A deep dive into fuzzy matching in Tanzania
Our Data Diva Michael Bauer spent his last week in Dar Es Salaam working with the Ministry of Education, the Examination Council, and the National Bureau of Statistics on joining their data efforts.
As in many other countries, the World Bank is a driving force behind the Open Government Data program in Tanzania, both funding the initiative and making sure government employees have the skills to provide high-quality data. As part of this, they have reached out to School of Data to work with and train ministry workers. I spent the last week in Tanzania helping different sources of educational data to understand what is needed to easily join the data they collect and what is possible if they do so.
Three institutions collect education data in Tanzania. The Ministry of Education collects general statistics on such things as school enrollment, infrastructure, and teachers in schools; the Examination Council (NECTA) collects data on the outcomes of primary and secondary school standardized tests; and finally, the National Bureau of Statistics collects the location of various landmarks including markets, religious sites, and schools while preparing censuses. Until now, these different sets of data have been living in departmental silos. NECTA publishes the test results on a per-school level, the ministry only publishes spreadsheets full of barely usable pivot tables, and the census geodata has not been released at all. For the first time, we brought these data sources together in a two-day workshop to make their data inter-operable.
If the data is present, one might think we could simply use it and bring it together. Easier said than done. Since nobody had previously thought of using their data together with someone else’s before, a clear way of joining the datasets, such as a unique identifier for each school, was lacking. The Ministry of Education, who in theory should know about every school that exists, pushed hard for having their registration numbers used as unique identifiers. Since this was fine for everyone else, we agreed on using them. First question: where do we get them? Oh, uhhm…
There is a database used for the statistics created in NECTA’s aforementioned pivot table madness. A quick look at the data led everyone to doubt its quality. Instead of a consistent number format, registration numbers were all over the place and needed to be cleaned up. I introduced the participants to OpenRefine for this job. Using Refine’s duplicate facet, we found that some registration numbers were used twice, some schools were entered twice, and so on. We also discovered 19 different ways of writing Dar Es Salaam and unified them using the OpenRefine cluster feature—but we didn’t trust the list. On the second day of the workshop, we got our hands on a soft copy (and the books) of the school registry. More dirty data madness.

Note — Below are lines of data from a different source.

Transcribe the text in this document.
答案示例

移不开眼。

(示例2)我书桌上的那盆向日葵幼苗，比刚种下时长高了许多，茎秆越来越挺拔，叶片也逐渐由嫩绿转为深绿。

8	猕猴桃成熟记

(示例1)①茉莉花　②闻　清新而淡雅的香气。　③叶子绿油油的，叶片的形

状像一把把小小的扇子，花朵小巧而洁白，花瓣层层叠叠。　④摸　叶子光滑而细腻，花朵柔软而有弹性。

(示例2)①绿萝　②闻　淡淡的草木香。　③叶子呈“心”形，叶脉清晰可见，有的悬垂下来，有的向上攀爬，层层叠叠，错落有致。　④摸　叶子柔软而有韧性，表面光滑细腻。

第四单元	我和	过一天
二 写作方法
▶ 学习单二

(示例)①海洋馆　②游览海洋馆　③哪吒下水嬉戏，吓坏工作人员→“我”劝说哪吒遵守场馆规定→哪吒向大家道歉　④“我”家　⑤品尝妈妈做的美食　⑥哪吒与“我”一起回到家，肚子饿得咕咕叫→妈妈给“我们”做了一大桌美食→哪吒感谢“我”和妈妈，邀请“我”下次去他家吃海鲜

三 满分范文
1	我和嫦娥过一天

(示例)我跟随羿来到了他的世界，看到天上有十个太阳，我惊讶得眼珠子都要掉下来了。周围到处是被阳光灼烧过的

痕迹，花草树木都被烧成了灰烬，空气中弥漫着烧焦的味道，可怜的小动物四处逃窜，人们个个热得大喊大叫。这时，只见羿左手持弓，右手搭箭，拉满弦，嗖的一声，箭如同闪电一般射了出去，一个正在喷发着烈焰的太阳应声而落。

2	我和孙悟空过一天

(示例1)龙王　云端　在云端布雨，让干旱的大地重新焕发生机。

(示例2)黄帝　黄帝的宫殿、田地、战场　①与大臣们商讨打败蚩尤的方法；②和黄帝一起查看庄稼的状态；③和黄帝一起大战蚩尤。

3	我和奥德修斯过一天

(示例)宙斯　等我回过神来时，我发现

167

After seeing the data, I thought of a new way to join these datasets up: they all contained the names of the schools (although these were written differently) and the names of the region, district, and ward the schools were in. Fuzzy matching for the win! One nice feature Refine supports is reconciliation: A way of looking up entries against a database (e.g. companies in opencorporates). I decided to use the reconciliation service to look up schools in a CSV file using fuzzy matching. Fuzzy matching is handy whenever things might be written differently (e.g. due to typos etc.). Various algorithm help you to figure out which entry is closest to what you’ve got.
I went to work and started implementing a reconciliation service that can work on a CSV file, in our case a list of school names with registration numbers, districts, regions, and wards. I built a small reconciliation API around a fuzzy matching library I wrote in Clojure a while back (mainly to learn more about Clojure and fuzzy matching).
But we needed a canonical list to work from—so we first combined the two lists, until on the third day NECTA produced a list of registration numbers from schools signing up for tests. We matched all three of them and created a list of schools we trust, meaning they had the same registration number in all three lists. This contained a little less than half of the schools that allegedly exist. We then used this list to get registration numbers into all data that didn’t have them yet, mainly the NECTA results and the geodata. This took two more packed days working with NECTA and the Ministry of Education. Finally we had a list of around 800 secondary schools where we had locations (the data of the NBS does not yet contain all the regions), test results, and general statistics. Now it was all a matter of VLOOKUPs (or cell.cross in Refine), and we could produce a map showing the data.
After an intensive week, I left a group of government clerks that now had an air of breaking for new borders. We’ll continue to work together, getting more and more data in and making it useable inside and outside its institutions. Another result of the exercise is reconcile-csv, the fuzzy matching reconciliation service developed to be able to join messy datasets like the ones on hand.